Baked-on stains are no match for professional kitchen cleaning products. However, when using these make sure to wear gloves to protect your skin from exposure to harsh, potentially toxic chemicals. There is a variety of fast-acting, heavy-duty cleaners that work great.

Professional oven cleaning supplies are not cheap though, and they usually have to be purchased in bulk. Apart from being expensive, chemical cleaners have other downsides: caustic oven cleaners may be great for degreasing and shifting baked-in grime but they are corrosive and potentially toxic.

Make sure to use products that are recommended by your oven manufacturer, and also to read the warning label and follow the instructions.

Commercial Convection Oven Maintenance

Regular maintenance will keep your equipment in good shape and make them last longer. Here are few things that you can do yourself or train your staff to do in addition to cleaning to keep your cooking equipment in the best shape possible

Removing back baffle plate

Convection ovens have a baffle, or a diffuser plate that encases the convection fan, typically located on the rear wall of the oven cavity. Grease can build up behind baffle plate, so you need to take it out and clean behind it at least once a week.

It is usually held in place by 4 screws, so you need to undo them in order to remove fan baffle. Clean fan baffle with mild anti-bacterial detergent, hot water solution and a soft bristled brush. Dry the fan baffle thoroughly with a soft dry cloth before re-fitting.

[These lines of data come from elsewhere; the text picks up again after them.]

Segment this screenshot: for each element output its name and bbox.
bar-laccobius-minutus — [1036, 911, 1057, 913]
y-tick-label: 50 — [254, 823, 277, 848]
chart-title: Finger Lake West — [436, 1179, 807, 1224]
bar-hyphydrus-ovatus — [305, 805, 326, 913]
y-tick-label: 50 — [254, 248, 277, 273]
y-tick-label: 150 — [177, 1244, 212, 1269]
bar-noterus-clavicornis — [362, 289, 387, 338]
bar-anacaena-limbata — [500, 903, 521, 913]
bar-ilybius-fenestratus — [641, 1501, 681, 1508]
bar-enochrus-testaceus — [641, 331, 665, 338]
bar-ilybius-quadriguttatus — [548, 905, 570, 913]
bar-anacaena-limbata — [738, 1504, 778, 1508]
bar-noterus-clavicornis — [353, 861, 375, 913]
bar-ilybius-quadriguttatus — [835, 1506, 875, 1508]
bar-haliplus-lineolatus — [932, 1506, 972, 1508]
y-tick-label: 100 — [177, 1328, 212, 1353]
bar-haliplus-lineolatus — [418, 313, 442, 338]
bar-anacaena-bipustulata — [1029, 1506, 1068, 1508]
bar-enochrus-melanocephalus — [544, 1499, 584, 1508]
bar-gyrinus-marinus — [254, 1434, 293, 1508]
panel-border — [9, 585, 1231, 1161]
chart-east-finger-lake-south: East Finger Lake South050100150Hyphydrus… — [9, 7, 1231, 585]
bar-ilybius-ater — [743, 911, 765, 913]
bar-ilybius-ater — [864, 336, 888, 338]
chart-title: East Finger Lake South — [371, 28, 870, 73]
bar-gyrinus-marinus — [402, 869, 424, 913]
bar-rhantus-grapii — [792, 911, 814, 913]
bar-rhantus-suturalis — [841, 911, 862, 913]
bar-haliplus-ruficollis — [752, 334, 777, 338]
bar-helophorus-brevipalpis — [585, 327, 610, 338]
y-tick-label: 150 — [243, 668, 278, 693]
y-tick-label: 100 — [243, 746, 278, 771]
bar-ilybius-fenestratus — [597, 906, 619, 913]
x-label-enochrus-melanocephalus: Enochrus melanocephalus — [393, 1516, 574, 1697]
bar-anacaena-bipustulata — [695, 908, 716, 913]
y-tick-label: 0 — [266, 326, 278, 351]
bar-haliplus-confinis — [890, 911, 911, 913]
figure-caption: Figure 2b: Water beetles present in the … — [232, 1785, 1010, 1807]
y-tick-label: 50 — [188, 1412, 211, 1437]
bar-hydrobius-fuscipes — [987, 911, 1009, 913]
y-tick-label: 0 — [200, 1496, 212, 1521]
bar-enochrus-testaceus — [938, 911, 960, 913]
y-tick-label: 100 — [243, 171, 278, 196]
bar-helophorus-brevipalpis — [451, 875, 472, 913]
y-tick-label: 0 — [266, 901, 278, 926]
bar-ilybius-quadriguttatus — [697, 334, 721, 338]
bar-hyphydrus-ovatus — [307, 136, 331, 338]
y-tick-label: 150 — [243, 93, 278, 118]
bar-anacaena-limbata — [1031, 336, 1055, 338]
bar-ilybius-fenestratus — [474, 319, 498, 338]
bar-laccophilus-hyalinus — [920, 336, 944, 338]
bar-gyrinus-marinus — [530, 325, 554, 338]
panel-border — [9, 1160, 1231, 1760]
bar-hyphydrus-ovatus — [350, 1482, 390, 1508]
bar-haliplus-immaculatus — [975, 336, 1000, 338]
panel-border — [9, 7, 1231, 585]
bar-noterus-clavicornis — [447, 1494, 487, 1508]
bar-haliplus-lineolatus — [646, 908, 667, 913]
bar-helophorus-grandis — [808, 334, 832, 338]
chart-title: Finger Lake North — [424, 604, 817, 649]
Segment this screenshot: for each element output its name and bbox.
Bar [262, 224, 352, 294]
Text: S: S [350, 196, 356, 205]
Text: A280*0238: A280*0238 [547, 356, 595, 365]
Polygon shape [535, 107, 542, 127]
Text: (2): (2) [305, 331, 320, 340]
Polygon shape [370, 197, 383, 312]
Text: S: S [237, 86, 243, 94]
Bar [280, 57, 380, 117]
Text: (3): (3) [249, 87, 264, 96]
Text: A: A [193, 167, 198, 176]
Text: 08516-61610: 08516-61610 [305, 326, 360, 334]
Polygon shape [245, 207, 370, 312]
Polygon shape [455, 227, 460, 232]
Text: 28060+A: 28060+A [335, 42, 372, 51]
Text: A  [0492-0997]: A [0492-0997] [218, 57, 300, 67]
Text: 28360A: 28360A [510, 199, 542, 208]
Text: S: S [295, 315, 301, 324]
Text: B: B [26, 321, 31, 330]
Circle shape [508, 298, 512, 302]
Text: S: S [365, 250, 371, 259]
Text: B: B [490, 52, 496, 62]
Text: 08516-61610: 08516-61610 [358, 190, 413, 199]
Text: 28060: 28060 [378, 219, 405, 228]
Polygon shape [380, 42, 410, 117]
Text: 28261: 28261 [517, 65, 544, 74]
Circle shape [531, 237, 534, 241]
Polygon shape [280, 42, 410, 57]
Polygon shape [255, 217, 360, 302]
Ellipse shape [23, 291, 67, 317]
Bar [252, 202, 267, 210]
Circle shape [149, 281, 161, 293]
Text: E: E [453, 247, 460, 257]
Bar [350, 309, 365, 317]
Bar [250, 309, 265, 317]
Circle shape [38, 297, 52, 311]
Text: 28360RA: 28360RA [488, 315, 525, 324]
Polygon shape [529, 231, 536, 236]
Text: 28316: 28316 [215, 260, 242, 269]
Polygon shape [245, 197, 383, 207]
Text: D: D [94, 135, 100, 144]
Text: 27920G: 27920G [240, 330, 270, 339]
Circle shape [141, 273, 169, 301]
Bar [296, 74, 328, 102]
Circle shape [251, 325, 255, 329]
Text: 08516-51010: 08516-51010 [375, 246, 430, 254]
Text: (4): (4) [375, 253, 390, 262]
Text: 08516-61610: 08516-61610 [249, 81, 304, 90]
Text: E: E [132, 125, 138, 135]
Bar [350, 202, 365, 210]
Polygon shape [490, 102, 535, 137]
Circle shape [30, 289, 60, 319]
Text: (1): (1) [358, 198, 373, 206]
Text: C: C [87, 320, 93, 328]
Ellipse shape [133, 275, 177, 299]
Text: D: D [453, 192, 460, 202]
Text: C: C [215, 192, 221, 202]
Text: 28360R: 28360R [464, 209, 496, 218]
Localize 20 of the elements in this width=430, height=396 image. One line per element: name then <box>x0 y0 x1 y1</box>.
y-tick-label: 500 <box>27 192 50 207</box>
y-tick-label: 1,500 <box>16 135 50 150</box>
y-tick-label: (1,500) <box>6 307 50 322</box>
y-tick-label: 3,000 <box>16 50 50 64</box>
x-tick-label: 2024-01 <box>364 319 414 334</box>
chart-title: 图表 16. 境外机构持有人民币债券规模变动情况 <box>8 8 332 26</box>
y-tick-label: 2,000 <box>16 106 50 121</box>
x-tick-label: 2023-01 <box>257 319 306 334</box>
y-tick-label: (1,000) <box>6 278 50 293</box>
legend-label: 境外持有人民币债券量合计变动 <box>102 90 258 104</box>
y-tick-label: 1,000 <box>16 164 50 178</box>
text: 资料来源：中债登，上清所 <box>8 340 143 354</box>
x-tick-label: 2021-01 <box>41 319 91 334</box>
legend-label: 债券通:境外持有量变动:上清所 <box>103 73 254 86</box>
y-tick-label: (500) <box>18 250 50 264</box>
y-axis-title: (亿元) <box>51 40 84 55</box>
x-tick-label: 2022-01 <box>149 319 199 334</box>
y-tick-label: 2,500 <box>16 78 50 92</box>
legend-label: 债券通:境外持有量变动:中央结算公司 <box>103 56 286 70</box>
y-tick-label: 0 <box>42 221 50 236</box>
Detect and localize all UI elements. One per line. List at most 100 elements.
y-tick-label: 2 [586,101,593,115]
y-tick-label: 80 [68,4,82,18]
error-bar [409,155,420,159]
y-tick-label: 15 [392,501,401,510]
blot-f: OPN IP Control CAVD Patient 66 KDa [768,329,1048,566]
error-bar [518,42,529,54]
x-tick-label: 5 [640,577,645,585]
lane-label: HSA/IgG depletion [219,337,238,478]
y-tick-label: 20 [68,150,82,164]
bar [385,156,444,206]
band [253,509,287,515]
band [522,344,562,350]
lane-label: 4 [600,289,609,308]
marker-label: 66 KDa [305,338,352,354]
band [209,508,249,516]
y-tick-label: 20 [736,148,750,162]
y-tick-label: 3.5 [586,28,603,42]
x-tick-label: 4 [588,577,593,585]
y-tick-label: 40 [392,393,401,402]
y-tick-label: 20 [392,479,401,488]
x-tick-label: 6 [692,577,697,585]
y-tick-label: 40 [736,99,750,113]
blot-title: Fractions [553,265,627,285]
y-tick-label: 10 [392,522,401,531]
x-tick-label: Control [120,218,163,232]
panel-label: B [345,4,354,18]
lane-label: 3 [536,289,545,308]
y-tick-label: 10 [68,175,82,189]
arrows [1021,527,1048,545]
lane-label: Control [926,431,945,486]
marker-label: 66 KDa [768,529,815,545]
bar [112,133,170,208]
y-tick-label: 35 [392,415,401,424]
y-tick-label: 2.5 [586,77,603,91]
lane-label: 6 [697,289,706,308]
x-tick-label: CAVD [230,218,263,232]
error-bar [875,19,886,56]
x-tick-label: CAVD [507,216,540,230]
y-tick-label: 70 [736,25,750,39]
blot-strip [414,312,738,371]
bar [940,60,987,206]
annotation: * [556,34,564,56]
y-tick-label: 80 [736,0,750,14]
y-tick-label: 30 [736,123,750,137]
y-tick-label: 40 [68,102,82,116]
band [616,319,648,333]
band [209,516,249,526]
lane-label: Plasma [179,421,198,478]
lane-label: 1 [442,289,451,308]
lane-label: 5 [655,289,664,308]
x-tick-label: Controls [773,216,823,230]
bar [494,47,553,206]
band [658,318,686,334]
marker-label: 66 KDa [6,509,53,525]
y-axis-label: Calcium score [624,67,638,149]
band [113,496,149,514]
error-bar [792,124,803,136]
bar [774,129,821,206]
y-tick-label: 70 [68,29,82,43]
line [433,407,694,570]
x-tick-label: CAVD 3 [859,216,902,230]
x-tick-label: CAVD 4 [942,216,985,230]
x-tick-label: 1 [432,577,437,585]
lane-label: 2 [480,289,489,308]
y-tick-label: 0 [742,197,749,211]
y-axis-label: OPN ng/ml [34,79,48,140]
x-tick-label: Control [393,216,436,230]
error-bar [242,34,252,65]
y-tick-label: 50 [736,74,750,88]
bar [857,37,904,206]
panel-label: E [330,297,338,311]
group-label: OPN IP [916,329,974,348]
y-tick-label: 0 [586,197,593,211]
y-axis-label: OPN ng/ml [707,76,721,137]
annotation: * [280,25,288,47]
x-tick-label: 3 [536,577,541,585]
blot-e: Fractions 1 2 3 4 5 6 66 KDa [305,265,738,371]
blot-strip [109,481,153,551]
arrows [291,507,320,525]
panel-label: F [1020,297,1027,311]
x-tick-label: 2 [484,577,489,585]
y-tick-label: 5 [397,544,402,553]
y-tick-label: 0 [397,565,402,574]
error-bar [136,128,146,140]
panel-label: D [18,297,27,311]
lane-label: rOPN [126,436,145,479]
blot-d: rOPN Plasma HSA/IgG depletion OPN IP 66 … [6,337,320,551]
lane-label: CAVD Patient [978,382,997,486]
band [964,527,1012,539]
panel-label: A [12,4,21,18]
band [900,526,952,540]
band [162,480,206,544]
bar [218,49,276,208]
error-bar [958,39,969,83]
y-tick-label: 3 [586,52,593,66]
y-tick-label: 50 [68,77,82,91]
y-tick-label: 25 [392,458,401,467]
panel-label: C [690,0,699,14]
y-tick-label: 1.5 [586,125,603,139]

Check the condition of door gasket

Visually inspect the gasket for any damage, such as tears, cracks or permanently compressed areas. To test the gasket seal, close a piece of paper or a currency bill between the gasket and the front of the oven. You should feel the resistance when trying to pull the paper out with the doors closed. Do this check in several areas around the door.

Inspect the cooling fans

All commercial ovens are equipped with cooling fans that help keep the temperature controller and other electronics cool. Cooling fan can be either underneath the lower panel, or in the back of the side control box. Shut the power off and take your side panel, or bottom panel off, then clean the fan with a brush.

While self-maintenance on a daily and weekly basis is sufficient, having a professional check on your appliances and test for issues at least quarterly saves your kitchen from future disasters or equipment malfunctioning.

Disclaimer: This article is for informational purposes only. If you have issues with your kitchen equipment performance or questions about maintenance, we strongly recommend contacting a local authorized service agent who can help with your specific unit and all your commercial kitchen equipment questions.